Hors uchronie, un(7) autre aspect mérite ici l'attention, sans que je sache ni s'il doit être porté au crédit ou au débit de l'auteur, ni comment le développer ici sans “spoiler” de façon éhontée. Les oscillations entre le présent du personnage principal et son passé, qui font découvrir petit à petit et ses souvenirs et ce qu'il ne savait pas et découvre, mènent presque jusqu'aux dernières pages. Là, tout à coup, de nouveaux suspenses s'ajoutent à l'histoire et aux problèmes qu'elle pose avec une trahison caractérisée de la part des services spéciaux ; de plus, dans la grande tradition du roman populaire suractivée par la Science-Fiction, c'est l'identité, voire la nature même de ce narrateur, qui se trouve mise en question, sans que des prémices l'aient réellement annoncé auparavant, en dehors des imprécations finalement justifiées d'une nourrice berbère. Et à l'univers uchronique décrit, s'en ajoute brutalement un autre, qui ne peut pas être le nôtre, plus un arrière-monde quelque peu vertigineux. Et j'avoue ne pas savoir s'il faut féliciter Heliot pour le tour de maître qu'il réalise en faisant tout cela en si peu de pages et en laissant le lecteur pantois, ou s'il faut le blâmer pour le tour de cochon fait au même lecteur prié de se débrouiller avec les éléments qui lui sont chichement octroyés. À moins que ce soit le point de départ de développements futurs…

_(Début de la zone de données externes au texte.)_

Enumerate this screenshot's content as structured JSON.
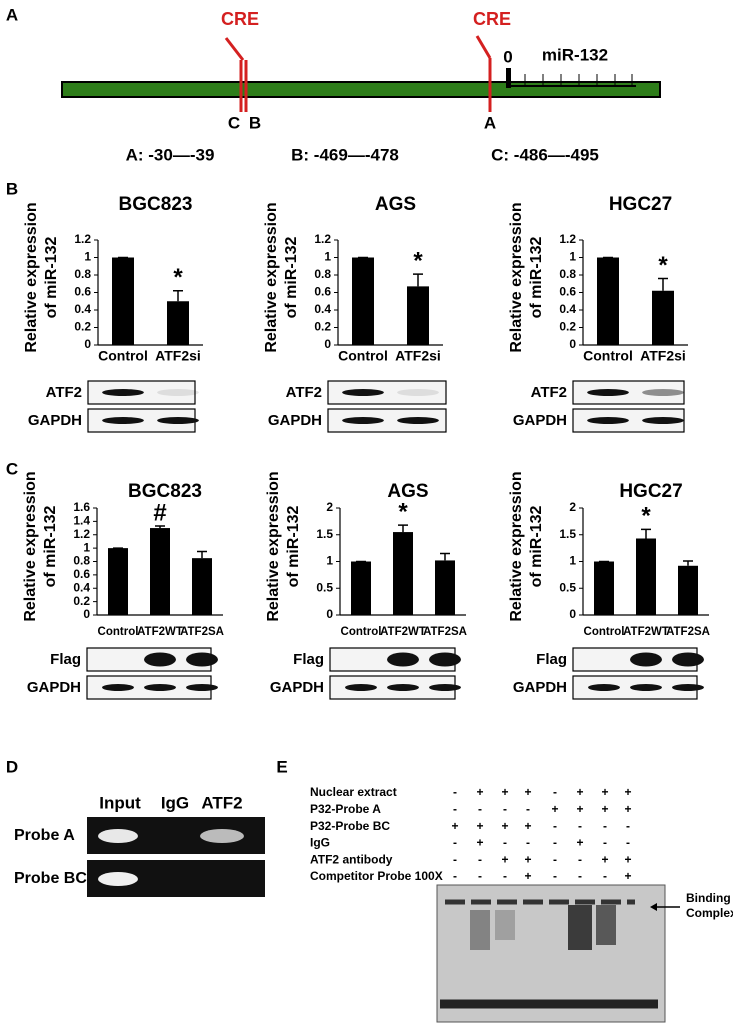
{
  "panel_letters": [
    "A",
    "B",
    "C",
    "D",
    "E"
  ],
  "panel_a": {
    "cre_labels": [
      "CRE",
      "CRE"
    ],
    "tss": "0",
    "gene": "miR-132",
    "site_labels": [
      "C",
      "B",
      "A"
    ],
    "positions": [
      "A: -30—-39",
      "B: -469—-478",
      "C: -486—-495"
    ]
  },
  "chart_data": [
    {
      "type": "bar",
      "title": "BGC823",
      "y_label": [
        "Relative expression",
        "of miR-132"
      ],
      "categories": [
        "Control",
        "ATF2si"
      ],
      "values": [
        1,
        0.5
      ],
      "errors": [
        0,
        0.12
      ],
      "value_annotations": [
        null,
        "*"
      ],
      "color": "#000000",
      "ylim": [
        0,
        1.2
      ],
      "yticks": [
        0,
        0.2,
        0.4,
        0.6,
        0.8,
        1,
        1.2
      ],
      "blot_labels": [
        "ATF2",
        "GAPDH"
      ]
    },
    {
      "type": "bar",
      "title": "AGS",
      "y_label": [
        "Relative expression",
        "of miR-132"
      ],
      "categories": [
        "Control",
        "ATF2si"
      ],
      "values": [
        1,
        0.67
      ],
      "errors": [
        0,
        0.14
      ],
      "value_annotations": [
        null,
        "*"
      ],
      "color": "#000000",
      "ylim": [
        0,
        1.2
      ],
      "yticks": [
        0,
        0.2,
        0.4,
        0.6,
        0.8,
        1,
        1.2
      ],
      "blot_labels": [
        "ATF2",
        "GAPDH"
      ]
    },
    {
      "type": "bar",
      "title": "HGC27",
      "y_label": [
        "Relative expression",
        "of miR-132"
      ],
      "categories": [
        "Control",
        "ATF2si"
      ],
      "values": [
        1,
        0.62
      ],
      "errors": [
        0,
        0.14
      ],
      "value_annotations": [
        null,
        "*"
      ],
      "color": "#000000",
      "ylim": [
        0,
        1.2
      ],
      "yticks": [
        0,
        0.2,
        0.4,
        0.6,
        0.8,
        1,
        1.2
      ],
      "blot_labels": [
        "ATF2",
        "GAPDH"
      ]
    },
    {
      "type": "bar",
      "title": "BGC823",
      "y_label": [
        "Relative expression",
        "of miR-132"
      ],
      "categories": [
        "Control",
        "ATF2WT",
        "ATF2SA"
      ],
      "values": [
        1,
        1.3,
        0.85
      ],
      "errors": [
        0,
        0.03,
        0.1
      ],
      "value_annotations": [
        null,
        "#",
        null
      ],
      "color": "#000000",
      "ylim": [
        0,
        1.6
      ],
      "yticks": [
        0,
        0.2,
        0.4,
        0.6,
        0.8,
        1,
        1.2,
        1.4,
        1.6
      ],
      "blot_labels": [
        "Flag",
        "GAPDH"
      ]
    },
    {
      "type": "bar",
      "title": "AGS",
      "y_label": [
        "Relative expression",
        "of miR-132"
      ],
      "categories": [
        "Control",
        "ATF2WT",
        "ATF2SA"
      ],
      "values": [
        1,
        1.55,
        1.02
      ],
      "errors": [
        0,
        0.13,
        0.13
      ],
      "value_annotations": [
        null,
        "*",
        null
      ],
      "color": "#000000",
      "ylim": [
        0,
        2
      ],
      "yticks": [
        0,
        0.5,
        1,
        1.5,
        2
      ],
      "blot_labels": [
        "Flag",
        "GAPDH"
      ]
    },
    {
      "type": "bar",
      "title": "HGC27",
      "y_label": [
        "Relative expression",
        "of miR-132"
      ],
      "categories": [
        "Control",
        "ATF2WT",
        "ATF2SA"
      ],
      "values": [
        1,
        1.43,
        0.92
      ],
      "errors": [
        0,
        0.17,
        0.09
      ],
      "value_annotations": [
        null,
        "*",
        null
      ],
      "color": "#000000",
      "ylim": [
        0,
        2
      ],
      "yticks": [
        0,
        0.5,
        1,
        1.5,
        2
      ],
      "blot_labels": [
        "Flag",
        "GAPDH"
      ]
    }
  ],
  "panel_d": {
    "columns": [
      "Input",
      "IgG",
      "ATF2"
    ],
    "rows": [
      "Probe A",
      "Probe BC"
    ]
  },
  "panel_e": {
    "rows": [
      {
        "label": "Nuclear extract",
        "signs": [
          "-",
          "+",
          "+",
          "+",
          "-",
          "+",
          "+",
          "+"
        ]
      },
      {
        "label": "P32-Probe A",
        "signs": [
          "-",
          "-",
          "-",
          "-",
          "+",
          "+",
          "+",
          "+"
        ]
      },
      {
        "label": "P32-Probe BC",
        "signs": [
          "+",
          "+",
          "+",
          "+",
          "-",
          "-",
          "-",
          "-"
        ]
      },
      {
        "label": "IgG",
        "signs": [
          "-",
          "+",
          "-",
          "-",
          "-",
          "+",
          "-",
          "-"
        ]
      },
      {
        "label": "ATF2 antibody",
        "signs": [
          "-",
          "-",
          "+",
          "+",
          "-",
          "-",
          "+",
          "+"
        ]
      },
      {
        "label": "Competitor Probe 100X",
        "signs": [
          "-",
          "-",
          "-",
          "+",
          "-",
          "-",
          "-",
          "+"
        ]
      }
    ],
    "annotation": [
      "Binding",
      "Complex"
    ]
  }
}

Tout ça pour quoi ? Pour confirmer s'il en était besoin l'intérêt de ce qu'écrit Johan Heliot. Pour le plaisir d'en reparler. Pour celui de parler une fois encore d'une uchronie. Pour dire aussi qu'il y a nombre de lectures à faire de ce bref roman, et que bien des gens y trouveront sans doute des pitances différentes. Ceci au cas où vous ne l'auriez pas encore lu.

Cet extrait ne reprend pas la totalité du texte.